Six Summer Safety Tips
August 21, 2013 | Found In: Aging
While warmer temperatures are conducive to outdoor activities, they are also at the root of many health problems including heat stroke, dehydration and other heat-related illnesses (hyperthermia). Older adults are at an especially high risk for these conditions because as we age our bodies become less adept at adjusting to changes in temperature, especially heat. In addition, certain medications like diuretics and some blood pressure medicines taken by many seniors can interfere with the normal bodily response to heat, preventing perspiration and increasing the risk of heat stroke.
Follow these six tips to beat the heat:
- Talk with your doctor. Certain medications, lifestyle choices (low-salt diet) and/or chronic conditions like heart disease and kidney disease may place you at higher risk for heat-related illnesses. Discuss precautions with your doctor.
- Stay hydrated. Unless your doctor has told you to limit fluid intake, carry water with you and drink continuously even if you do not feel thirsty. Avoid alcohol and caffeine, as they dehydrate the body. Relatively clear urine signals adequate hydration.
- Limit outdoor exercise. Strenuous activity in extremely hot weather adds strain to the heart. If you are going to be active, choose the coolest part of the day—usually before 9 AM and after 7 PM. When you are active, take frequent breaks and drink water at regular intervals throughout.

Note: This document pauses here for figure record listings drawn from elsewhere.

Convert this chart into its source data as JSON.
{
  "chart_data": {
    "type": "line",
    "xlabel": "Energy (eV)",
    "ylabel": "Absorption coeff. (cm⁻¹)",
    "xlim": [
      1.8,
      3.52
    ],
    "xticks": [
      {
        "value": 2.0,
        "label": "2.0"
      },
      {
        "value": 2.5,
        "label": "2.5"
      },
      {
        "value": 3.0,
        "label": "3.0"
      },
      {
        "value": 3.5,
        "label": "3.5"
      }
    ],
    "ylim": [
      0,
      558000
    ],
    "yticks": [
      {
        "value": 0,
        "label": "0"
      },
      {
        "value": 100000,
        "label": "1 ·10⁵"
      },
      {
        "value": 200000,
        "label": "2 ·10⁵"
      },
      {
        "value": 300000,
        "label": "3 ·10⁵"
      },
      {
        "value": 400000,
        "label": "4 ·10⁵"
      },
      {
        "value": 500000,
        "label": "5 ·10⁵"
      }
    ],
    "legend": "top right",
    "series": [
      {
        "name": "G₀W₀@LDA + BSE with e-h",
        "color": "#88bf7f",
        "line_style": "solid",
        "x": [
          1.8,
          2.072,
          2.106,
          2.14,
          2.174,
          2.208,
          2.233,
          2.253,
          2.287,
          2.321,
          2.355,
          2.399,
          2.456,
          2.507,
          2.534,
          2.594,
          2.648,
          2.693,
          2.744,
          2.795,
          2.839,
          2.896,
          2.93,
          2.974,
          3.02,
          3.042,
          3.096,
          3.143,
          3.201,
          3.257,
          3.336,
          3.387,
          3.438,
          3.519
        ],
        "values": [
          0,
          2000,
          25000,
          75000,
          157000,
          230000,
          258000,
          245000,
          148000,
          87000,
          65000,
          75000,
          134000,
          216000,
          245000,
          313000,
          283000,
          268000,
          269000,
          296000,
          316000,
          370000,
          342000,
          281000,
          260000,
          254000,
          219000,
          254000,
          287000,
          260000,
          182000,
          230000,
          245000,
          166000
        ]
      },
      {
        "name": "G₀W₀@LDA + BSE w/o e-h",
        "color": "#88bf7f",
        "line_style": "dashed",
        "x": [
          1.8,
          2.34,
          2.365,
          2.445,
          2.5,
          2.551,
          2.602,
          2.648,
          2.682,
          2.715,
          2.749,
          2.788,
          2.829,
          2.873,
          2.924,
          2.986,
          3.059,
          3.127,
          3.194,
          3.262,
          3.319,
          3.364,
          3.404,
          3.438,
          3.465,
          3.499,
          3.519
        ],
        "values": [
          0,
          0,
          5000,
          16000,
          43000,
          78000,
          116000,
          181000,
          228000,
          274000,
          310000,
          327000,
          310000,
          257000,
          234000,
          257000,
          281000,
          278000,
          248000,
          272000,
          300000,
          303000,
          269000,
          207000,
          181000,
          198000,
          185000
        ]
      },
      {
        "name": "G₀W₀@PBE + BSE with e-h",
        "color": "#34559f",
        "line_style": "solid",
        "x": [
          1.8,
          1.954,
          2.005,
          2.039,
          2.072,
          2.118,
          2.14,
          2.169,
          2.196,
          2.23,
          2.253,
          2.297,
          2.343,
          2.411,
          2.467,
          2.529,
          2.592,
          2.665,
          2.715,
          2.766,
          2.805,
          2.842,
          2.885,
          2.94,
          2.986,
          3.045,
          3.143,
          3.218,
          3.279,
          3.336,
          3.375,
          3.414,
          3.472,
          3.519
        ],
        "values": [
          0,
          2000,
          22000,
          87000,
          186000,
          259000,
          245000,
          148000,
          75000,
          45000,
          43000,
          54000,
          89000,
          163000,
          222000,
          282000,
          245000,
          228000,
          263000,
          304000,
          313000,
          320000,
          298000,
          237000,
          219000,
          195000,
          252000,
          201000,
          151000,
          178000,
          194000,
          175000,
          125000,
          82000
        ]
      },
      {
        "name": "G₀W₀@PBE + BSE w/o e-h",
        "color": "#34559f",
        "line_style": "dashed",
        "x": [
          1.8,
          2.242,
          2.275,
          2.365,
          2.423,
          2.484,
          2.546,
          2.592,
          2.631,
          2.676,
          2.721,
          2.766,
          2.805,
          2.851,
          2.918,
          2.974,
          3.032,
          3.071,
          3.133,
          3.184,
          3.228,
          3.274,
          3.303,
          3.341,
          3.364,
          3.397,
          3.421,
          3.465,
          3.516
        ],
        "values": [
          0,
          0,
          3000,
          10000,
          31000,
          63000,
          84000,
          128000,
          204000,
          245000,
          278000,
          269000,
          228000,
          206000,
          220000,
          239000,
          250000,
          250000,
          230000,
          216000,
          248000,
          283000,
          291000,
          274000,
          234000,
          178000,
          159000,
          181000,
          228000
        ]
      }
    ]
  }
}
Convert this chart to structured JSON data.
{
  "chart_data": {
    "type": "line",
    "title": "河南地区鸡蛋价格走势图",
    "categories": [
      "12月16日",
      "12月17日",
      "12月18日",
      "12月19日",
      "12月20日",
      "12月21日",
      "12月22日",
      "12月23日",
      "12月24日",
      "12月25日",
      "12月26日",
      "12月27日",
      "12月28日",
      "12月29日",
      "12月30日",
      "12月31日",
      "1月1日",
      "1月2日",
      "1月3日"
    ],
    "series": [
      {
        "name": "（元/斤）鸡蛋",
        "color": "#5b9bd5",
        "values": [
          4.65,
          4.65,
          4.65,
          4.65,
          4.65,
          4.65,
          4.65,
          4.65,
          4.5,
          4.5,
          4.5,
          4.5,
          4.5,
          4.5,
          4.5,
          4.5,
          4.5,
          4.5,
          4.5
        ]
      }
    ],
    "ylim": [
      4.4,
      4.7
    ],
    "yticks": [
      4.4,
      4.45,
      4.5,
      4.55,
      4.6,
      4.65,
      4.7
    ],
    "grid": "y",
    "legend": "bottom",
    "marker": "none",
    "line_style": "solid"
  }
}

Water aerobics and other exercises in your local pool are great ways to stay fit, flexible and cool.
- Dress for the heat. Choose lightweight, loose-fitting materials to maximize air circulation. Light colors will reflect some of the sun’s rays. Wearing a hat or using an umbrella can also help you keep cool.
- Stay cool. If you don’t have air conditioning, spend the hottest hours of the day (usually late afternoon) in an air-conditioned shopping center, senior center, library, movie theater, restaurant or place of worship. If you do not drive, consider hiring a professional caregiver so you do not have to wait outside in the heat for a bus. Open your windows at night and create a cross breeze by opening windows on opposite sides of the room or house. Take cool showers or baths.
- Know the warning signs. Symptoms of heat-related illnesses may include headache, muscle spasms, nausea, fatigue after heat exposure, lack of sweating, and hot, red skin. If you notice any of these symptoms in a senior loved one, move the person into a cool place, offer water and encourage the person to dab his or her head and neck with a cool rag. If you suspect heat stroke, marked by the above symptoms as well as confusion, dizziness, seizures, high body temperature, rapid heartbeat or hallucinations, seek medical attention immediately.
Neighbors, friends and family should have a system of checking up on seniors, especially those who live alone, to help prevent heat-related illnesses.